Over the last four years the bill totals almost £115m, figures reveal.
The annual cost is similar to that of the Renewable Heat Incentive scandal, which has dominated headlines in recent weeks.
Debtor insolvency is the biggest factor in unrecoverable money, Finance Minister Mairtin O Muilleoir said.
He released details of debt write-off after an Assembly question from the TUV's Jim Allister.
In the 12 months to last April the net debt written off was £28,664,250. That is relatively unchanged since 2012/13, when £29,105,727 was lost.
Across the four years, the total write-off was £114,713,513.
Mr Allister said: "Those who faithfully pay their rates will rightly question why these figures are so high.
"Councils and regional government are missing out on the best part of £30m every year due to the write-off of rates debt, which is unacceptable, with a 10% rise in the last year."
Mr Allister questioned whether more could be done to ensure that rates were paid.
"Those who struggle to meet their rates demands are entitled to expect all to be required to pull their weight," he added.
UUP economy spokesman Philip Smith said: "Here we have another example where £30m has been thrown away last year.
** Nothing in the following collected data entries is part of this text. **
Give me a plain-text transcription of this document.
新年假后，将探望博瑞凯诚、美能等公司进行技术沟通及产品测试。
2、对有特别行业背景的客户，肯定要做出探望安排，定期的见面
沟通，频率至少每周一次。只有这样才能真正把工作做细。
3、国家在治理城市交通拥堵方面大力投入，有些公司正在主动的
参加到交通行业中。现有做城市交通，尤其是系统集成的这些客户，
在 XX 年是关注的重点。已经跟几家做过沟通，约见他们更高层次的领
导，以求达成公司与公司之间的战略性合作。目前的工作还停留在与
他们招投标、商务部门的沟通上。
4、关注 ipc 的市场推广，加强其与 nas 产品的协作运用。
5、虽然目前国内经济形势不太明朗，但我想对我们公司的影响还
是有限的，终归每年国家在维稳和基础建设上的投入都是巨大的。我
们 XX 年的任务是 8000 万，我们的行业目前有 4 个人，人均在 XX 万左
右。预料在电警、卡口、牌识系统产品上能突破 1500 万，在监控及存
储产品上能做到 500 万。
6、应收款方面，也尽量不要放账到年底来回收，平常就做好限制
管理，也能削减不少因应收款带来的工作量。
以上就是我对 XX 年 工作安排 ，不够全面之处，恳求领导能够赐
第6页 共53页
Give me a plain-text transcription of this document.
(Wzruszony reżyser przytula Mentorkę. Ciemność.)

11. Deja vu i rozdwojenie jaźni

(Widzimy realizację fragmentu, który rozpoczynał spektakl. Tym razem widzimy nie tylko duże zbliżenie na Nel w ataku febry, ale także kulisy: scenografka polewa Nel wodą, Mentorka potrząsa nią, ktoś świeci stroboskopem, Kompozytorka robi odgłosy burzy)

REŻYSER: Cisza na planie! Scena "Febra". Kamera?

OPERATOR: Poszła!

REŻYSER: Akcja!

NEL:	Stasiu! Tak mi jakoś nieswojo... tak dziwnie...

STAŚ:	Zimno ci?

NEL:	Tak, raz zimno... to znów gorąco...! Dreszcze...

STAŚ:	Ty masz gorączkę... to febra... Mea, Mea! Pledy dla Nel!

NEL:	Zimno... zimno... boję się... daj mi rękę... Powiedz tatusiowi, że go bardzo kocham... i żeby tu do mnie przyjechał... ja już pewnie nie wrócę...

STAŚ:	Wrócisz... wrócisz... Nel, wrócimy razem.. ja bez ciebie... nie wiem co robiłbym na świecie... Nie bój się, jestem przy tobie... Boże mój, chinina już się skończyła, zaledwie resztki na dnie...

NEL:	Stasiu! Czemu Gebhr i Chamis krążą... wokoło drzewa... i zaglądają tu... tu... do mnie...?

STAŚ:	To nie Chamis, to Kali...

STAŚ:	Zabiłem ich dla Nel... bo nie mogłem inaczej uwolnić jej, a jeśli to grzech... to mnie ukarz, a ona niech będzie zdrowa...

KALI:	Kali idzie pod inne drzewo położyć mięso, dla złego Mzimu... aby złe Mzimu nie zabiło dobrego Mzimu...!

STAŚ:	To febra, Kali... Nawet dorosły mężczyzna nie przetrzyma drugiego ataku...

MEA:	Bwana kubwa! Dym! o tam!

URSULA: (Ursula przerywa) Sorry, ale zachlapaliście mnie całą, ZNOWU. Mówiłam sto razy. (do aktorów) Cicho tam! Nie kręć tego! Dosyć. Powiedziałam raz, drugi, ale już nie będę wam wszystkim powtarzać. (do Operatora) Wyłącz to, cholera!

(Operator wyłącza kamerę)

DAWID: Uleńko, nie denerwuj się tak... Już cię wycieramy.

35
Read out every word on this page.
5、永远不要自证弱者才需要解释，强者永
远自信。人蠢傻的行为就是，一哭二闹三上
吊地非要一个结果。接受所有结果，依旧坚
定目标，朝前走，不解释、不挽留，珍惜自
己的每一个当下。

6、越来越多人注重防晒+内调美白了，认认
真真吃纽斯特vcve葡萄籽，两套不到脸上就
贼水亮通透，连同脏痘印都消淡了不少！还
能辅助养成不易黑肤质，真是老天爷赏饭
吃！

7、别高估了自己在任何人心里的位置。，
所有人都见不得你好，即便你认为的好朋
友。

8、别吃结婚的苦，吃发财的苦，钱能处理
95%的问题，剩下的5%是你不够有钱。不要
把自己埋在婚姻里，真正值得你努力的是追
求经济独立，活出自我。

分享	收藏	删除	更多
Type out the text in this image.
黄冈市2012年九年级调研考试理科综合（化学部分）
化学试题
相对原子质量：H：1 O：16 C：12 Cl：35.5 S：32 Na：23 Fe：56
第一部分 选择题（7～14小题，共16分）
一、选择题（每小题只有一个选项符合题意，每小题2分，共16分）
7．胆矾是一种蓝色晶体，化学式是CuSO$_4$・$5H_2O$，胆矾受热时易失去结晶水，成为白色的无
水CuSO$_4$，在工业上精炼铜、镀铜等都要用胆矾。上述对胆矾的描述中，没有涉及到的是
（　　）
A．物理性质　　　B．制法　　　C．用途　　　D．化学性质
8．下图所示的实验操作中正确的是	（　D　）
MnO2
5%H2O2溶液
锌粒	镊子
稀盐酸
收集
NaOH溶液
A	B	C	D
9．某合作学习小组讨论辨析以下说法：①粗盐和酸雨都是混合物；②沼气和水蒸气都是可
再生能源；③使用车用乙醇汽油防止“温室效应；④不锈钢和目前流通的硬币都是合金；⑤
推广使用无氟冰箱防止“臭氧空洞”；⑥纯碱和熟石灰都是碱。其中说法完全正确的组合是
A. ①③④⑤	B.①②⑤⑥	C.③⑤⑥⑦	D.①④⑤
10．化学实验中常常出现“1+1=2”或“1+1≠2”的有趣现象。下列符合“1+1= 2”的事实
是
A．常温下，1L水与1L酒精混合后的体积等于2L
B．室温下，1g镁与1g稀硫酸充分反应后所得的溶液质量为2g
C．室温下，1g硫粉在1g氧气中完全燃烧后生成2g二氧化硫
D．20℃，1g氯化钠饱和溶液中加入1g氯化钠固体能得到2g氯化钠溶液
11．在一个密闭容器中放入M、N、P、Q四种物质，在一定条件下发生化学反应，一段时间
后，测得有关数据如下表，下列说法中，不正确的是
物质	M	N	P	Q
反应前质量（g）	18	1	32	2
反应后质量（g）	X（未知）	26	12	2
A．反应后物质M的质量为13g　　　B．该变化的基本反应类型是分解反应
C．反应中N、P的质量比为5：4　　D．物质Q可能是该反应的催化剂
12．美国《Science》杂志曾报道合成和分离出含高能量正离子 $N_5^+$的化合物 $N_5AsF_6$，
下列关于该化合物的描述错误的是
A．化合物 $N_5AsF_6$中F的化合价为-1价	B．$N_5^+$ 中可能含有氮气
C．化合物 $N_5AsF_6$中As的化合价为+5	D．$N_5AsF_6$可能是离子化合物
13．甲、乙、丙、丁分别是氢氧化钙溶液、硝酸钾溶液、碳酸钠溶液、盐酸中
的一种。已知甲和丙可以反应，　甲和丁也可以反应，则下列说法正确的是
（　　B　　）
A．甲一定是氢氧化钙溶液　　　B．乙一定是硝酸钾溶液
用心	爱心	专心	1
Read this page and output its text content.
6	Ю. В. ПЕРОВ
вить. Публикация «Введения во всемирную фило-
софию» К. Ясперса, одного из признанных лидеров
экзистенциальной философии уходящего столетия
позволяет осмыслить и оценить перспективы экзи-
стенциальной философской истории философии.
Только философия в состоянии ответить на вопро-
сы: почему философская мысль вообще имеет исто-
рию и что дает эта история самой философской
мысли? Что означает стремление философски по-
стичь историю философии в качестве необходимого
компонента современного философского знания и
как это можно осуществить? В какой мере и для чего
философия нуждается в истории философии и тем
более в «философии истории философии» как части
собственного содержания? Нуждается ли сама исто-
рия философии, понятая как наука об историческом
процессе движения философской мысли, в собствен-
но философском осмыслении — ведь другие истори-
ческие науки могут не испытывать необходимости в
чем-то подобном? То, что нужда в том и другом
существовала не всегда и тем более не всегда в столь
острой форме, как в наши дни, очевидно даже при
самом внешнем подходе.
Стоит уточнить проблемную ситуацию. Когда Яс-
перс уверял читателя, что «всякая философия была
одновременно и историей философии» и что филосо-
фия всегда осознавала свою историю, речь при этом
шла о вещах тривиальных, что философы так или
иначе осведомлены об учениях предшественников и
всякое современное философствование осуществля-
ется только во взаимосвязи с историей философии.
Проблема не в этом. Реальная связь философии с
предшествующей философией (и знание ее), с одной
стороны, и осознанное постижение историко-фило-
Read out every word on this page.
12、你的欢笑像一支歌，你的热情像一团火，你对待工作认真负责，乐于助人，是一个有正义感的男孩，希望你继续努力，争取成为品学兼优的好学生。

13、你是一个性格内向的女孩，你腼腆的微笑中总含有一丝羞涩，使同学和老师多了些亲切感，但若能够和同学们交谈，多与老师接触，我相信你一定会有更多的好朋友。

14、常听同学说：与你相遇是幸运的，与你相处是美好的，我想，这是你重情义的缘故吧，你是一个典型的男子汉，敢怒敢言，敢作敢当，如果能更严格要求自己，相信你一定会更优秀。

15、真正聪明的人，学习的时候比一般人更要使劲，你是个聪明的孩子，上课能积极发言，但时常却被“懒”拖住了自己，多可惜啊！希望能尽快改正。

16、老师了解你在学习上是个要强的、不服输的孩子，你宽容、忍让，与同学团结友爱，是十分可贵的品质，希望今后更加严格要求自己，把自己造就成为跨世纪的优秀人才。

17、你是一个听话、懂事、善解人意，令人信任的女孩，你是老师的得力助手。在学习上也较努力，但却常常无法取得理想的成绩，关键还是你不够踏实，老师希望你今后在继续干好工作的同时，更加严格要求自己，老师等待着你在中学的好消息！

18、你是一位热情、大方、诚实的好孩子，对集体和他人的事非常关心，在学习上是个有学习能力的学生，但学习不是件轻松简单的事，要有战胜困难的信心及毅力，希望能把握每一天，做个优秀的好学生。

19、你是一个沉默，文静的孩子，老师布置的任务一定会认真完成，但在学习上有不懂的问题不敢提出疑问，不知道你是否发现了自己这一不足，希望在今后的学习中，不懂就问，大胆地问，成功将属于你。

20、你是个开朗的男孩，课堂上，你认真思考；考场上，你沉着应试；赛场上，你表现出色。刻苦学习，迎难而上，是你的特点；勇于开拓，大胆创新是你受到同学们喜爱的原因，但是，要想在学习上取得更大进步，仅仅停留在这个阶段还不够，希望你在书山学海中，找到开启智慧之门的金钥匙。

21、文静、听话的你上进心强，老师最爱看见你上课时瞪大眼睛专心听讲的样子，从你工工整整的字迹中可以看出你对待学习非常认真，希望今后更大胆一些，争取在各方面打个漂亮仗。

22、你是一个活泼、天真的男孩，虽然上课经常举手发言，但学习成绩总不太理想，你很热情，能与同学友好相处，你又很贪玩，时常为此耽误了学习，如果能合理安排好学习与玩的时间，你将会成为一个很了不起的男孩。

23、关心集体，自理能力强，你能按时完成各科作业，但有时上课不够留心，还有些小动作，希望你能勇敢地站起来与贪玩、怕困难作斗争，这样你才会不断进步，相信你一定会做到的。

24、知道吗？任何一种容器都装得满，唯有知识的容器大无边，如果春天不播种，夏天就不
We are talking about a yearly bill roughly the same as what RHI is costing us."
He added: "We are now in a position where we have no budget. Until that situation is rectified, we are facing a 5% cut across the board, plus the impact of inflation, plus the impact of ongoing waste, whether it be from RHI or, in this case, unpaid rates."
Land and Property Service (LPS) is responsible for rates collection.
Mr O Muilleoir said: "No debt is written off until all possible rate recovery actions have been exhausted.
"In the event of non-payment of rates, LPS will continue to pursue recovery action through the Enforcement of Judgments Office or bankruptcy.
"The main contributory factor to write-off levels during the reported period was debtor insolvency.
"Where a debtor is insolvent; such as in cases of bankruptcy or liquidation, that debt is uncollectable under existing insolvency legislation and LPS has to write this off.
"Over this period, the percentage of debt written off as a result of insolvency peaked at 70.3% in 2014/15 and in 2015/16 had reduced marginally to 67.4%.
"This was largely due to the economic downturn, which rendered higher levels of businesses insolvent than prior to the recession, and left a number of domestic ratepayers in negative equity. LPS write off levels are comparable with similarly sized English councils, where non-payment of rates is a criminal offence and therefore has stronger penalties."
As of April 2016, the total amount of unpaid rates was £142.7m.